When it was overturned, the court found there was insufficient evidence to demonstrate that there had been a decrease in hateful comments, defamation or online bullying as a result of the policy.

Hinesley said it also presented the dangers of companies being required to store identification information of its users.

“What did in fact happen was there was a breach of 35 million South Koreans’ national identification numbers that was stolen. So this law was actually repealed in 2012. And was something that was found and to chip away and erode at those freedoms,” she said.

Hinesley said anonymity online should not be equated to abuse and harassment online. She pointed to research Twitter released in August about racist abuse on the platform towards England players during the Euro 2020 final. She said the company’s research found 99% of the accounts that were banned for more than 1,600 tweets of abuse were not anonymous.

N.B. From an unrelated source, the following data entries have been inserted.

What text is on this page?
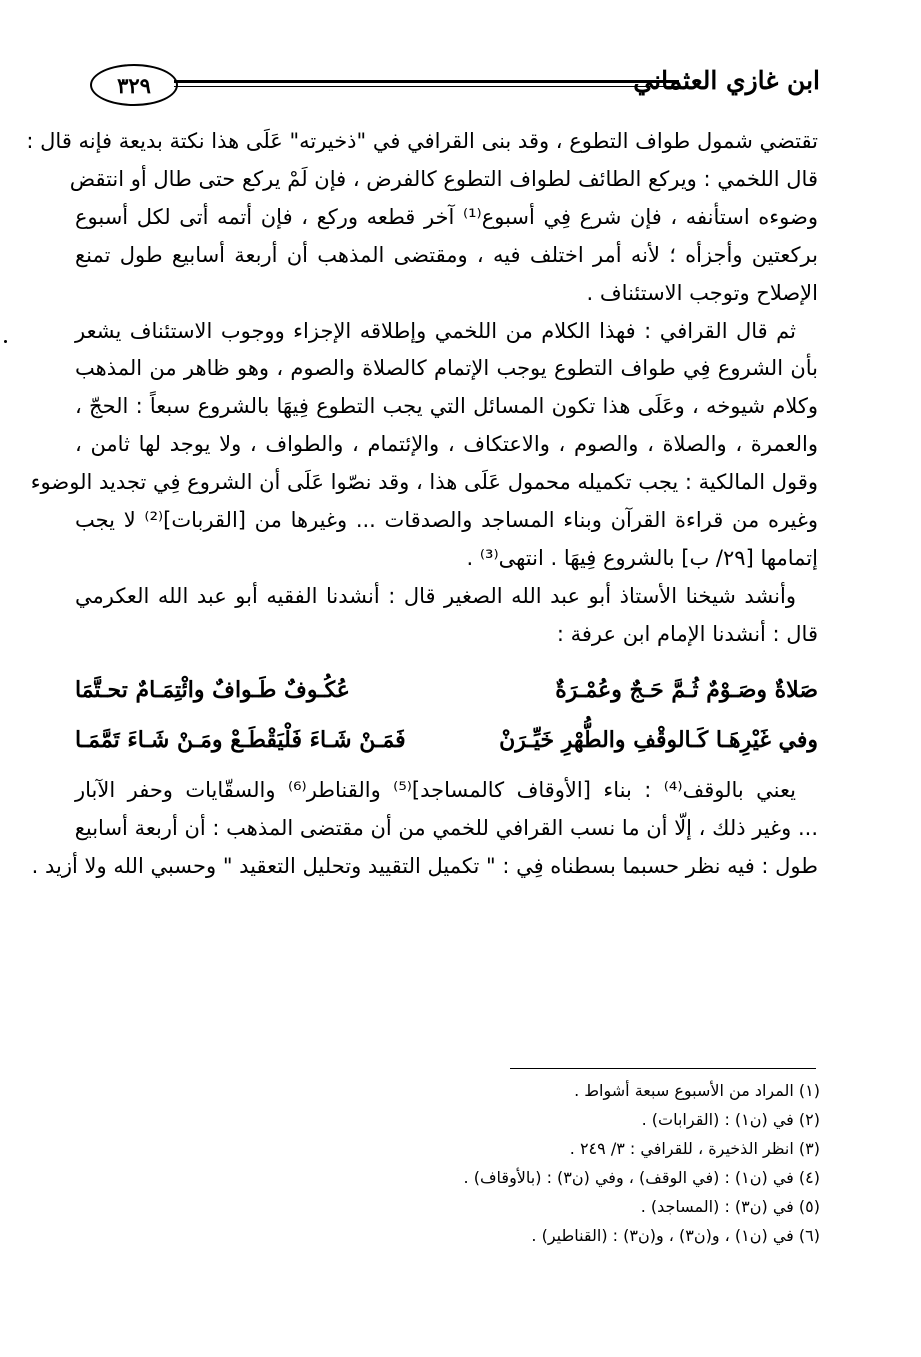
٣٢٩	ابن غازي العثماني

تقتضي شمول طواف التطوع ، وقد بنى القرافي في "ذخيرته" عَلَى هذا نكتة بديعة فإنه قال :
قال اللخمي : ويركع الطائف لطواف التطوع كالفرض ، فإن لَمْ يركع حتى طال أو انتقض
وضوءه استأنفه ، فإن شرع فِي أسبوع⁽¹⁾ آخر قطعه وركع ، فإن أتمه أتى لكل أسبوع
بركعتين وأجزأه ؛ لأنه أمر اختلف فيه ، ومقتضى المذهب أن أربعة أسابيع طول تمنع
الإصلاح وتوجب الاستئناف .

ثم قال القرافي : فهذا الكلام من اللخمي وإطلاقه الإجزاء ووجوب الاستئناف يشعر
بأن الشروع فِي طواف التطوع يوجب الإتمام كالصلاة والصوم ، وهو ظاهر من المذهب
وكلام شيوخه ، وعَلَى هذا تكون المسائل التي يجب التطوع فِيهَا بالشروع سبعاً : الحجّ ،
والعمرة ، والصلاة ، والصوم ، والاعتكاف ، والإئتمام ، والطواف ، ولا يوجد لها ثامن ،
وقول المالكية : يجب تكميله محمول عَلَى هذا ، وقد نصّوا عَلَى أن الشروع فِي تجديد الوضوء
وغيره من قراءة القرآن وبناء المساجد والصدقات ... وغيرها من [القربات]⁽²⁾ لا يجب
إتمامها [٢٩/ ب] بالشروع فِيهَا . انتهى⁽³⁾ .

وأنشد شيخنا الأستاذ أبو عبد الله الصغير قال : أنشدنا الفقيه أبو عبد الله العكرمي
قال : أنشدنا الإمام ابن عرفة :

صَلاةٌ وصَـوْمٌ ثُـمَّ حَـجٌ وعُمْـرَةٌ
عُكُـوفٌ طَـوافٌ وائْتِمَـامٌ تحـتَّمَا
وفي غَيْرِهَـا كَـالوقْفِ والطُّهْرِ خَيِّـرَنْ
فَمَـنْ شَـاءَ فَلْيَقْطَـعْ ومَـنْ شَـاءَ تَمَّمَـا

يعني بالوقف⁽⁴⁾ : بناء [الأوقاف كالمساجد]⁽⁵⁾ والقناطر⁽⁶⁾ والسقّايات وحفر الآبار
... وغير ذلك ، إلّا أن ما نسب القرافي للخمي من أن مقتضى المذهب : أن أربعة أسابيع
طول : فيه نظر حسبما بسطناه فِي : " تكميل التقييد وتحليل التعقيد " وحسبي الله ولا أزيد .

(١) المراد من الأسبوع سبعة أشواط .
(٢) في (ن١) : (القرابات) .
(٣) انظر الذخيرة ، للقرافي : ٣/ ٢٤٩ .
(٤) في (ن١) : (في الوقف) ، وفي (ن٣) : (بالأوقاف) .
(٥) في (ن٣) : (المساجد) .
(٦) في (ن١) ، و(ن٣) ، و(ن٣) : (القناطير) .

Our data suggests that ID verification would have been unlikely to prevent the abuse from happening - as of the permanently suspended accounts, 99% of account owners were identifiable.

— Twitter UK (@TwitterUK) August 10, 2021

“Anonymity and abuse are not connected in a way that they’re being connected right now, both through legislation and the public debate. So I really want to make sure that that’s what we’re separating out.”

Prof David Kaye, former United Nations special rapporteur on the promotion and protection of the right to freedom of opinion and expression said anonymity and pseudonymity have been essential to public debate throughout history.

“It’s been essential to individual human development in repressive societies – the ability to seek information or receive information in a kind of cone of privacy, if we want to think of it like that, under the blanket of anonymity,” he said.

“It has allowed people historically to explore their heritage, to explore their sexual orientation, their gender identity, and we could go on and on, and anybody could come up with examples where a failure of anonymity or publicity of one’s persona might lead to real harm.”